Der lange Arm der rechtsextremen Regierung Israels reicht trotz aller ihrer Verbrechen weiterhin in deutsche Medien hinein. Deshalb hier eine Stellungnahme, wie gewohnt, zur Anregung, Verwendung und Weiterverbreitung:

Süddeutsche Zeitung (SZ) vom 7.6.2010:
„Israel soll Militäraktion aufklären lassen“ von Peter Münch,

SZ-Kommentar vom 7.6.2010:
„Eine Chance für Erdogan“ von Kai Strittmatter,

ARD-Fernsehsendung „Report aus Mainz“ vom 7.6.2010, 22 Uhr

Hauptfrage:

Anerkennung Palästinas - frei von militärischer Besatzung und Kolonisierung

Die Türkei entsteht als neue Regionalmacht im Nahen Osten, die das Vertrauen der islamischen und arabischen Staaten besitzt. Mit besten Beziehungen zu seinen Nachbarn Syrien, Irak, Iran, und auch zu Ländern im Balkan, im Kaukasus und in Zentralasien. Das irritiert die USA und die EU. Der SZ-Kommentar von Kai Strittmatter „Eine Chance für Erdogan“ vom 7.6.2010 macht diese westliche Irritation offenkundig. Jedoch sind die EU und die USA selbst daran schuld, dass sie wegen ihrer seit langem einseitigen ungerechten Politik an der Seite eines verbrecherischen Staates das Vertrauen der arabischen und islamischen Welt verloren haben. Es ist nicht verwunderlich, dass eine solche Politik von Anfang an zum Scheitern verurteilt war und den gesamten Westen ersichtlich in Misskredit bringt. Nicht nur in der islamischen sondern auch in der christlichen Welt: So folgt Lateinamerika nicht länger dem Diktat des Westens. Zur Zeit hat die Politik Obamas im Nahen Osten einen empfindlichen Rückschlag erlitten, die indirekten Gespräche mit den Palästinenser eingeschlossen, die der Sonderbeauftragte George Mitchell sorgfältig versuchte, wieder in Gang zu bringen. Washington will sein Scheitern nicht eingestehen, vielleicht auch deshalb, weil es bei der Vorbereitung der israelischen Militäroperation auf internationalem Gewässer am 31.5.2010 involviert war (siehe http://www.globalresearch.ca/index.php?context=va&aid=19573).

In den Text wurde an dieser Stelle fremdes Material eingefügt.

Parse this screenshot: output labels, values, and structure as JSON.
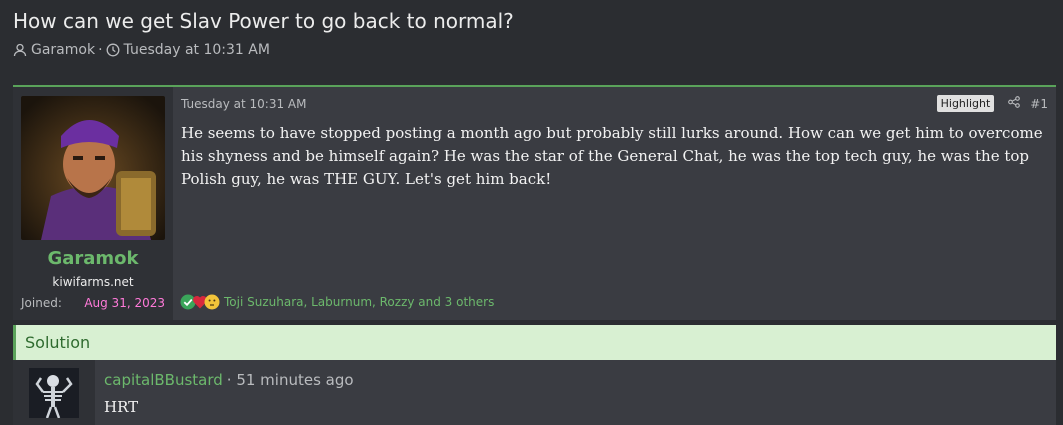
{
  "thread": {
    "title": "How can we get Slav Power to go back to normal?",
    "author": "Garamok",
    "separator": "·",
    "date": "Tuesday at 10:31 AM"
  },
  "post": {
    "date": "Tuesday at 10:31 AM",
    "highlight_label": "Highlight",
    "number": "#1",
    "body": "He seems to have stopped posting a month ago but probably still lurks around. How can we get him to overcome his shyness and be himself again? He was the star of the General Chat, he was the top tech guy, he was the top Polish guy, he was THE GUY. Let's get him back!",
    "user": {
      "name": "Garamok",
      "title": "kiwifarms.net",
      "joined_label": "Joined:",
      "joined_value": "Aug 31, 2023"
    },
    "reactions": {
      "icons": [
        "check-icon",
        "heart-icon",
        "thinking-face-icon"
      ],
      "names": "Toji Suzuhara, Laburnum, Rozzy and 3 others"
    }
  },
  "solution": {
    "label": "Solution",
    "username": "capitalBBustard",
    "time": "· 51 minutes ago",
    "body": "HRT"
  },
  "colors": {
    "accent_green": "#6cb86c",
    "joined_pink": "#ff7ad9",
    "solution_bg": "#d8f0d2"
  }
}
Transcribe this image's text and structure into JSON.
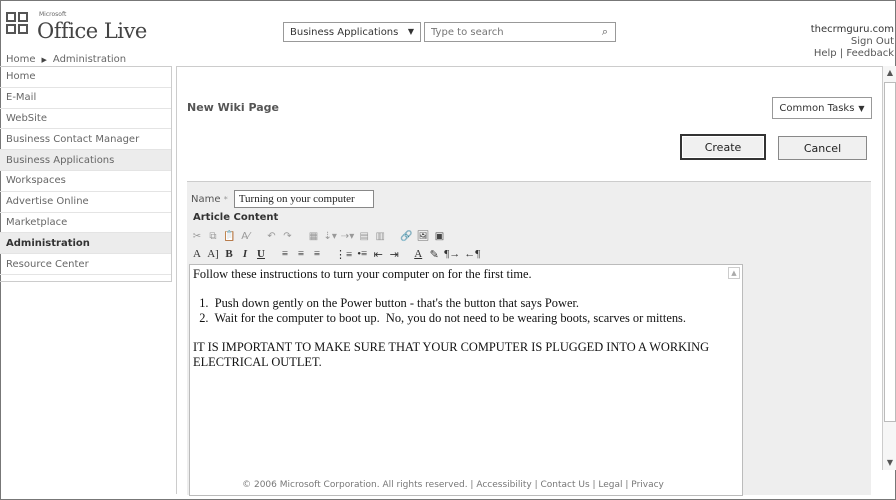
{
  "header": {
    "brand_small": "Microsoft",
    "brand": "Office Live",
    "breadcrumb": [
      "Home",
      "Administration"
    ],
    "biz_select": "Business Applications",
    "search_placeholder": "Type to search",
    "user": "thecrmguru.com",
    "sign_out": "Sign Out",
    "help": "Help",
    "feedback": "Feedback"
  },
  "sidebar": {
    "items": [
      {
        "label": "Home"
      },
      {
        "label": "E-Mail"
      },
      {
        "label": "WebSite"
      },
      {
        "label": "Business Contact Manager"
      },
      {
        "label": "Business Applications"
      },
      {
        "label": "Workspaces"
      },
      {
        "label": "Advertise Online"
      },
      {
        "label": "Marketplace"
      },
      {
        "label": "Administration"
      },
      {
        "label": "Resource Center"
      }
    ]
  },
  "main": {
    "title": "New Wiki Page",
    "common_tasks": "Common Tasks",
    "create": "Create",
    "cancel": "Cancel",
    "name_label": "Name",
    "name_required": "*",
    "name_value": "Turning on your computer",
    "article_label": "Article Content",
    "content": "Follow these instructions to turn your computer on for the first time.\n\n  1.  Push down gently on the Power button - that's the button that says Power.\n  2.  Wait for the computer to boot up.  No, you do not need to be wearing boots, scarves or mittens.\n\nIT IS IMPORTANT TO MAKE SURE THAT YOUR COMPUTER IS PLUGGED INTO A WORKING ELECTRICAL OUTLET."
  },
  "toolbar1": [
    "cut-icon",
    "copy-icon",
    "paste-icon",
    "spell-icon",
    "undo-icon",
    "redo-icon",
    "table-icon",
    "insert-row-icon",
    "insert-col-icon",
    "merge-icon",
    "split-icon",
    "link-icon",
    "image-icon",
    "embed-icon"
  ],
  "toolbar2": {
    "font_size": "A",
    "font_size2": "A]",
    "bold": "B",
    "italic": "I",
    "underline": "U",
    "color": "A"
  },
  "footer": {
    "copyright": "© 2006 Microsoft Corporation. All rights reserved.",
    "links": [
      "Accessibility",
      "Contact Us",
      "Legal",
      "Privacy"
    ]
  }
}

Die Annäherung des Präsidenten von Brasilien an US-kritische Staatschefs Südamerikas, wie der Präsident von Venezuela, Hugo Chávez, und jüngst der iranische Präsident, missfällt Washington sehr. Je mehr Länder den Geist des Teheraner-Abkommen vom 17.5.2010 unterstützen, desto stärker die Irritationen in Washington und in der EU. Aber wichtigstes Ergebnis bleibt: Lula und Erdogan haben bewiesen, dass man mit Respekt, Freundschaft und Dialog viel mehr gegenüber stolzen und empfindlichen Nationen wie Iran erreicht als durch Androhen von Sanktionen, durch ihre Implementierung oder durch militärische Konfrontation. Als Präsident Obama im Januar 2009 ins Weiße Haus eintrat, schien er es verstanden zu haben, aber danach ist er wieder in die alten Zwangsmethoden verfallen, die in der tradierten US-Außenpolitik verankert sind.

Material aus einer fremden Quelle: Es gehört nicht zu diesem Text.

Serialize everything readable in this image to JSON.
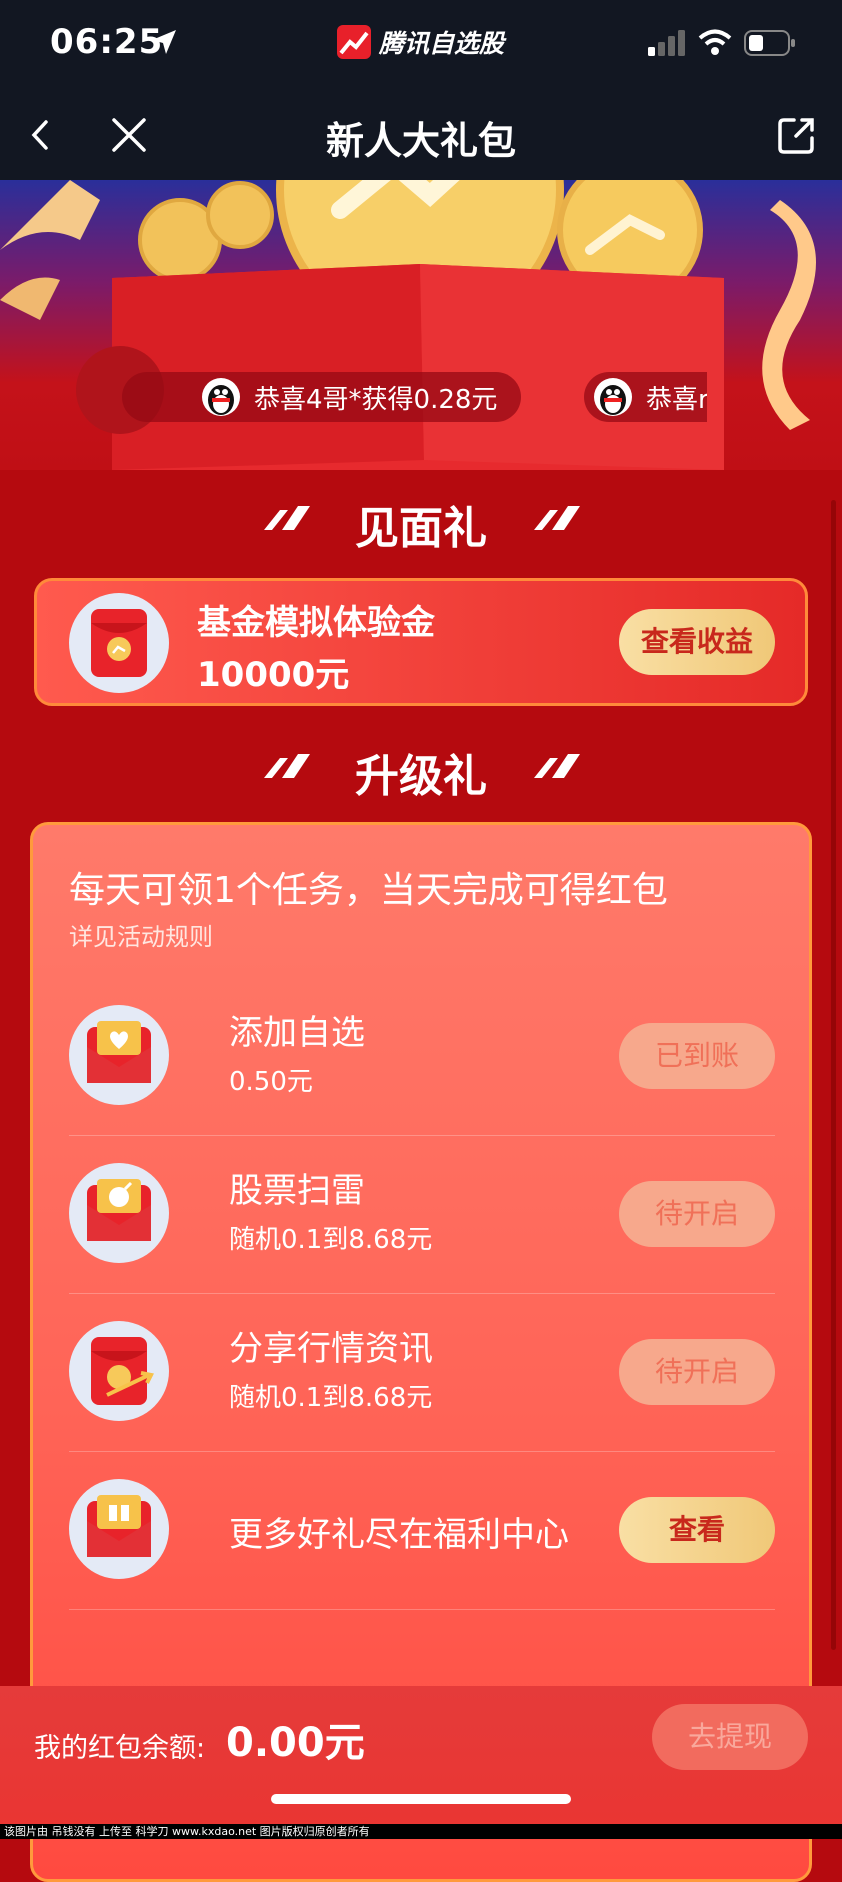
{
  "status_bar": {
    "time": "06:25",
    "app_name": "腾讯自选股"
  },
  "nav": {
    "title": "新人大礼包"
  },
  "ticker": {
    "items": [
      "恭喜4哥*获得0.28元",
      "恭喜rc"
    ]
  },
  "welcome": {
    "section_title": "见面礼",
    "gift_title": "基金模拟体验金",
    "gift_amount": "10000元",
    "button_label": "查看收益"
  },
  "upgrade": {
    "section_title": "升级礼",
    "headline": "每天可领1个任务，当天完成可得红包",
    "rules_link": "详见活动规则",
    "tasks": [
      {
        "name": "添加自选",
        "reward": "0.50元",
        "button": "已到账",
        "icon": "heart-envelope-icon"
      },
      {
        "name": "股票扫雷",
        "reward": "随机0.1到8.68元",
        "button": "待开启",
        "icon": "bomb-envelope-icon"
      },
      {
        "name": "分享行情资讯",
        "reward": "随机0.1到8.68元",
        "button": "待开启",
        "icon": "share-envelope-icon"
      },
      {
        "name": "更多好礼尽在福利中心",
        "reward": "",
        "button": "查看",
        "icon": "gift-envelope-icon"
      }
    ]
  },
  "bottom": {
    "balance_label": "我的红包余额:",
    "balance_value": "0.00元",
    "withdraw_label": "去提现"
  },
  "footer": {
    "note": "该图片由 吊钱没有 上传至 科学刀 www.kxdao.net 图片版权归原创者所有"
  },
  "colors": {
    "primary_red": "#c00f15",
    "gold": "#f0c878",
    "nav_bg": "#121722"
  }
}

Im SZ-Kommentar von Strittmatter wird mit Verbreiten von Nebel gearbeitet und mit Ablenken vom Thema. Der Kommentator tut so, als wüsste er nicht, wovon er schreibt, als er die Türkei als Friedensstifter oder Vermittler ermahnen will. Nach so vielen wiederholten Rechtsverstößen Israels, die keinen Friedenswillen erkennen lassen, ist klar und deutlich, dass es die Weltstaatengemeinschaft mit einem verbrecherischen Staat zu tun hat. Mit einem Verbrecher ist kein Frieden möglich, kein Leben sicher. Deshalb existieren in allen zivilisierten Ländern Strafgesetze und Gerichtshöfe, um den Verbrecher zur Rechenschaft zu ziehen und zu verurteilen. Der wiederholte Verbrecher Israel, der Wiederholungstäter ist nicht an Frieden interessiert, sondern an seiner weiteren Immunität. Deshalb versucht er immer wieder mit neuen Tricks, Showdowns und Täuschungsmanövern aller Art, sogar mit taktischen Rückzügen, sich dem Gewicht von Recht und Gesetz zu entziehen und sich als Unschuldslamm vor der Öffentlichkeit zu inszenieren, wie jetzt nach dem kriminellen Angriff auf das türkische Schiff mit Helfern und Hilfsgütern für Gaza, und nachdem der UN-Sicherheitsrat die unmittelbare Aufklärung dieser Untat durch eine internationale Kommission gefordert hat.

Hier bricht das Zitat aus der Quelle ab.